The Independent attacks the "moralising hypocrisy" of the super rich, but the Economist says the corporate elite are not as powerful as we think they are. And as the Keystone XL pipeline deal from Canada to the Gulf of Mexico is dropped, the papers wonder if Barack Obama is standing up to Big Oil, or simply putting a controversial plan on hold until the electoral winds blow over.
The Independent says the British public has had enough of corporate greed and bankers blessed with bloated bonuses. But one of its bloggers goes further to attack the super rich for their "moralising hypocrisy." His chief culprit? Bono of U2. They are among the wealthy, he says, who give to charity with one hand and set their companies up in tax havens with the other, depriving governments of the resources they say are crucial to reducing poverty.
But the corporate elite are not what they used to be if you read this week's Economist. Looking at the 2,500 biggest public companies, it says the average job tenure for CEOs has fallen from 8 years in 2000 to just 6 and a half today. And the number of executives who chair their own boards - the equivalent of a schoolboy marking his own exams - fell from 48% in 2002 to less than 12% in 2009. "They are still paid handsomely," continues the Economist, "but it is in part a reaction to rising job insecurity."
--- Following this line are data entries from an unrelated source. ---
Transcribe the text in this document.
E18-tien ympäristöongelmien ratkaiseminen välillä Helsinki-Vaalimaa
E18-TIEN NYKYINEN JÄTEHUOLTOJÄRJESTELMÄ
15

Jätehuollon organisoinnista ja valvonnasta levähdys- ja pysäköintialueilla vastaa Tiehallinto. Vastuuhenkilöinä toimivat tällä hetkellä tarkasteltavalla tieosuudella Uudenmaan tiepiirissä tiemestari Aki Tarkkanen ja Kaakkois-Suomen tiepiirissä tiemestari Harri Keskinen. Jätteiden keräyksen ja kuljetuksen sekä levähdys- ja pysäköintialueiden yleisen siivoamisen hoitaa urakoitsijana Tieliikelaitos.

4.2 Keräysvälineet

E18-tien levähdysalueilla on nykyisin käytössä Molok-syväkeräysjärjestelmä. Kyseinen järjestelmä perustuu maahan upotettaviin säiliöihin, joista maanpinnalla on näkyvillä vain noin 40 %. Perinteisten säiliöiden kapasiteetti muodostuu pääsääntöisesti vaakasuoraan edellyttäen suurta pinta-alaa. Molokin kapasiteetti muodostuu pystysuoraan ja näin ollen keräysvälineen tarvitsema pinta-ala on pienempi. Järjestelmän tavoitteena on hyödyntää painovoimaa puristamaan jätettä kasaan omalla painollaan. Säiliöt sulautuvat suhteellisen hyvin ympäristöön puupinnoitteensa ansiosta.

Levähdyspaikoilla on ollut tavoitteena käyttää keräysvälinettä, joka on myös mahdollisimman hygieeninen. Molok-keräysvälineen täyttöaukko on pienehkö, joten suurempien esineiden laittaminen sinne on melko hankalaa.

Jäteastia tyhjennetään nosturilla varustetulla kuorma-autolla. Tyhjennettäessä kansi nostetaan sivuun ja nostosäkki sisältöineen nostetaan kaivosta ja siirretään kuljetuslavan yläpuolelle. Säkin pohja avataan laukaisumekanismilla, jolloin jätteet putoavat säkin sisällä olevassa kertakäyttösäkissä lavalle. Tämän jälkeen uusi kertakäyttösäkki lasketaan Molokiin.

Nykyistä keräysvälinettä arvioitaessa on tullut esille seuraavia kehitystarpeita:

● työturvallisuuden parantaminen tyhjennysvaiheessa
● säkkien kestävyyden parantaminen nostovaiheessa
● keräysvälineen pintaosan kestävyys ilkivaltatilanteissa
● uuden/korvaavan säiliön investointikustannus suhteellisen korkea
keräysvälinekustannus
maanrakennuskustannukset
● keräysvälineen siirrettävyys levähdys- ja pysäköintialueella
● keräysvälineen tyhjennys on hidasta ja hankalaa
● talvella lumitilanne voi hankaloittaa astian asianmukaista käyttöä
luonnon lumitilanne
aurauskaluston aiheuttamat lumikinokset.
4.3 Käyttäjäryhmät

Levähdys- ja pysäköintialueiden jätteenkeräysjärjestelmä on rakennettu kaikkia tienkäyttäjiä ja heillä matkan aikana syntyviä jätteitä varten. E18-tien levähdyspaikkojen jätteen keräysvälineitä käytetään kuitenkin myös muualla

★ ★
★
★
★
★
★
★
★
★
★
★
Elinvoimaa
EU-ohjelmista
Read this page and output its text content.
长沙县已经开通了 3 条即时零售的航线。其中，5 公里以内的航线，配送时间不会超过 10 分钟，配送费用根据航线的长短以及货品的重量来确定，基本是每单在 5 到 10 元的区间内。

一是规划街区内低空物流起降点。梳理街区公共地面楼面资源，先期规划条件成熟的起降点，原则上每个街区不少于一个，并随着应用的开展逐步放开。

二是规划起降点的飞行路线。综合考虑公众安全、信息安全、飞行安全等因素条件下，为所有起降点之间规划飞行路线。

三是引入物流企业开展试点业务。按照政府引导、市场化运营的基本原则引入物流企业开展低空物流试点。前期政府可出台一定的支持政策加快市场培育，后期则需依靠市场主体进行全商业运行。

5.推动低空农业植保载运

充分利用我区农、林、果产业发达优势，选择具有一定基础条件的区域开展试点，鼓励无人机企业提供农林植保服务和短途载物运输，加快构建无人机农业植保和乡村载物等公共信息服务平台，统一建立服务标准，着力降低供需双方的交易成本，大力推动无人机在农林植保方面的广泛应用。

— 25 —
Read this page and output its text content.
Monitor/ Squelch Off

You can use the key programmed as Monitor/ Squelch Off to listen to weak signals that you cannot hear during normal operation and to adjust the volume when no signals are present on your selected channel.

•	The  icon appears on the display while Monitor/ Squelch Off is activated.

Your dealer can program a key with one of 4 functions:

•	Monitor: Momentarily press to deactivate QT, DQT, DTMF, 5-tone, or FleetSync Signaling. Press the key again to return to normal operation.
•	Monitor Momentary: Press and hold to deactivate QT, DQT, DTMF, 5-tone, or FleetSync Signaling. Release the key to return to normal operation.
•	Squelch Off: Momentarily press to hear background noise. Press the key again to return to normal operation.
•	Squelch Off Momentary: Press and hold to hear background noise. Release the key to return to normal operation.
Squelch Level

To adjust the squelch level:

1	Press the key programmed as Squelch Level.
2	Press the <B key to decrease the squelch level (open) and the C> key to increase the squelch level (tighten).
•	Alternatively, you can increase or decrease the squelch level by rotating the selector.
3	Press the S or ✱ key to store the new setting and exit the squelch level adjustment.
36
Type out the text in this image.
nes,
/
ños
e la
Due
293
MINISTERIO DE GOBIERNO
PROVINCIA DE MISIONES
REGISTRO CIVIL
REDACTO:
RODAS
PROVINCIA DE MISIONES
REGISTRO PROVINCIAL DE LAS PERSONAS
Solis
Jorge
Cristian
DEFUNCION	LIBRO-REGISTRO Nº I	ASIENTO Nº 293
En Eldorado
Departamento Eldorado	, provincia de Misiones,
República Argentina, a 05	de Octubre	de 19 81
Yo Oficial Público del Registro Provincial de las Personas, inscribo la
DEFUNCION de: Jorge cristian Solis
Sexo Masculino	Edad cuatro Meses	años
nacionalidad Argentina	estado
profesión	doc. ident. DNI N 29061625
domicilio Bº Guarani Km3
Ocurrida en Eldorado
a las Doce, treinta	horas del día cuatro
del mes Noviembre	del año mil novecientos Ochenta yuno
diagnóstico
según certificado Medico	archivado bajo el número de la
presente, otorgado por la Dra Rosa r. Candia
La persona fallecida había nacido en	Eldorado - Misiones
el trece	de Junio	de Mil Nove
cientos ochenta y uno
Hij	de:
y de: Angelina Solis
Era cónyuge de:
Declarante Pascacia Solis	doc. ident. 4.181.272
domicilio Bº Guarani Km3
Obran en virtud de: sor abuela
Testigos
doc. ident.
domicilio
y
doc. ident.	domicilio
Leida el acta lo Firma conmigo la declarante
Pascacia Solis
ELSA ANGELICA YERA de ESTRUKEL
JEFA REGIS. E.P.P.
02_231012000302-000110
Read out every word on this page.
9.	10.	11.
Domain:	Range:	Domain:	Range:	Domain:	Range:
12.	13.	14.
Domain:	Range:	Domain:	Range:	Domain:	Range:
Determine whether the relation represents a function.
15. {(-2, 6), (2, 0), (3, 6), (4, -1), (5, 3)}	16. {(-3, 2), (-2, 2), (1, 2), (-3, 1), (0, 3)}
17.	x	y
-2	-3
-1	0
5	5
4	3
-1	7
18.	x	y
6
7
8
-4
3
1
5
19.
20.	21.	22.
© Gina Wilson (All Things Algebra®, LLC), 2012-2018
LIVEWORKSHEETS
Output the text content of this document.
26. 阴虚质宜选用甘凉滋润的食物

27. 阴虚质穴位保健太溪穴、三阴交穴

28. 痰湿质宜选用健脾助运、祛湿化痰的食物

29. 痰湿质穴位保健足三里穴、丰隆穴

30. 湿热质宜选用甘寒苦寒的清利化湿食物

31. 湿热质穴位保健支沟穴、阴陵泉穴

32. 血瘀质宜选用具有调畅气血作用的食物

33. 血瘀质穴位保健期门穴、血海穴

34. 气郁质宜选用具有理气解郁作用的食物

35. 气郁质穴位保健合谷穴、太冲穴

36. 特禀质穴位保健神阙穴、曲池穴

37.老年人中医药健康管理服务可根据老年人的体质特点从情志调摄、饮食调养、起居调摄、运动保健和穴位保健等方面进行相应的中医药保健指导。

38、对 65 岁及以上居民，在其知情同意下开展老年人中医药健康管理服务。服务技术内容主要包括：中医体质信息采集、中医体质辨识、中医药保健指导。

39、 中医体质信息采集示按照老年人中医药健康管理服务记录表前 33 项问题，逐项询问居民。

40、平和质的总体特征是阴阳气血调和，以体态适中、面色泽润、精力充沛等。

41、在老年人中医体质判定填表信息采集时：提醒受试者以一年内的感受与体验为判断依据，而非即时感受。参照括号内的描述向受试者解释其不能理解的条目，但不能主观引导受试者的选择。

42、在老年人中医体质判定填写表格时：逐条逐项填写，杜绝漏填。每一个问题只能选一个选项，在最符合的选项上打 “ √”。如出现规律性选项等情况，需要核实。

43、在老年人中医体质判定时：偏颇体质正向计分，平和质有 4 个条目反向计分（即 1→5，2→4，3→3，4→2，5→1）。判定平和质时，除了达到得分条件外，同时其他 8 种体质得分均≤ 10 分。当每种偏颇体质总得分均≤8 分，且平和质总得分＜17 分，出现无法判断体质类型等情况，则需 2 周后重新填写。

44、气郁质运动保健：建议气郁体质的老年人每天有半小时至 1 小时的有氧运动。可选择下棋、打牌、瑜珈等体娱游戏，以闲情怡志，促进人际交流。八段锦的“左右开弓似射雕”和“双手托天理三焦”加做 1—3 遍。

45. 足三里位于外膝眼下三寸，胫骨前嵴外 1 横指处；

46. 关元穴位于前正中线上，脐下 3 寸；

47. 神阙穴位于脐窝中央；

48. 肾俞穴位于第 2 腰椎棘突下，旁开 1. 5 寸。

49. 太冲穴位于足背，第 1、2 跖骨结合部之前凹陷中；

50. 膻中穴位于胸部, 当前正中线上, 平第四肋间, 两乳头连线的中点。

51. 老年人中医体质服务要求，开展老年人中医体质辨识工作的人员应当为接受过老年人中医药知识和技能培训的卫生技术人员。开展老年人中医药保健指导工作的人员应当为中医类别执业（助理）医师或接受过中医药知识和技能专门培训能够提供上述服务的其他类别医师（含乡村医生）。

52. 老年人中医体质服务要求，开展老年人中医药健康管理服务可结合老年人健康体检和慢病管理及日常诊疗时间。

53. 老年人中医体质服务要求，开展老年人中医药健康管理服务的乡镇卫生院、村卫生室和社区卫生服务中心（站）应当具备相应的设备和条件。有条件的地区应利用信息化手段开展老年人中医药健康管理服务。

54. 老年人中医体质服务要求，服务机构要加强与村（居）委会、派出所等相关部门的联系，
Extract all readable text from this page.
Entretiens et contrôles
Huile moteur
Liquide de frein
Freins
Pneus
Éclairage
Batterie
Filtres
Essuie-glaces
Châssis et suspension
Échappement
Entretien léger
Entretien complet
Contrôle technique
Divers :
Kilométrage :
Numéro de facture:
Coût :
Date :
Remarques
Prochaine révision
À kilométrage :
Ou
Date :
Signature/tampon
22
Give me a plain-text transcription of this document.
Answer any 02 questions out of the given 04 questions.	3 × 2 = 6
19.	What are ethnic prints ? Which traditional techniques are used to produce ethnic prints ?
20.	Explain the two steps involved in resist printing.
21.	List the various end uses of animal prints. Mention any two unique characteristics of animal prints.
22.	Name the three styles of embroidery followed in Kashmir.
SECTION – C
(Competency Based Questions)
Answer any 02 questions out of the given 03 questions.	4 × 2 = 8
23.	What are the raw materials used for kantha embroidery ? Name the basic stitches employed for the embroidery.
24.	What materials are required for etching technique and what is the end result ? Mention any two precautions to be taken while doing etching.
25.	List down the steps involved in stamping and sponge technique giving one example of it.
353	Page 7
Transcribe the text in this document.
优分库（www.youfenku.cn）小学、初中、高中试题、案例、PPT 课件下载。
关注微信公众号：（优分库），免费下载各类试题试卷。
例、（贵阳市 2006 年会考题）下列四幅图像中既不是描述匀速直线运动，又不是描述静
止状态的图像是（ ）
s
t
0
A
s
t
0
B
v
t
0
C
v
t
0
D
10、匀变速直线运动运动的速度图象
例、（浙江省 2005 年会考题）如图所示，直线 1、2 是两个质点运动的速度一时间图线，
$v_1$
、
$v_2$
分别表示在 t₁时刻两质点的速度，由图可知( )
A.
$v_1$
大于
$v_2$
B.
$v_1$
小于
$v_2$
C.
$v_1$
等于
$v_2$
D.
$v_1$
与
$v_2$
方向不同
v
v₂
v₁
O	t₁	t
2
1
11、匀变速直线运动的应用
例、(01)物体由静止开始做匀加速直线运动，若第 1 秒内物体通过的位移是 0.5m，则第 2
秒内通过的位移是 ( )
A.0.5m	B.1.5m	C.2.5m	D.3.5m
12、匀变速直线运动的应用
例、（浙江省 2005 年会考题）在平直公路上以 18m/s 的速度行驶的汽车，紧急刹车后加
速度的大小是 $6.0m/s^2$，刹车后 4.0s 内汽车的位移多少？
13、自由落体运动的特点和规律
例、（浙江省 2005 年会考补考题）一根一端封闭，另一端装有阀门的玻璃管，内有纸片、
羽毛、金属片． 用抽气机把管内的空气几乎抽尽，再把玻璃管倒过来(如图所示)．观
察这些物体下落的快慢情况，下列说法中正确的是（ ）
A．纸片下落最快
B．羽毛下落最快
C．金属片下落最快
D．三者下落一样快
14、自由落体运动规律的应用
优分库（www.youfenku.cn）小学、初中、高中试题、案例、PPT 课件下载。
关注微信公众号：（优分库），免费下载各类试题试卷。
Keystone XL was due to build an oil pipeline from Canada's oil sands right through the US, but was stopped in its tracks by the White House. The Huffington Post says Barack Obama is standing up to Big Oil, in defence of the environment. But Canada's conservative daily the National Post says the deal is not done, it's delayed. The Post says the US is far too dependent on crude, particularly from safe, secure and friendly nations like Canada, and it reckons the strong environmental stance may play well in advance of an election. The White House has reportedly said the Canadian company can make a new application for a construction permit when it works out details for a new route.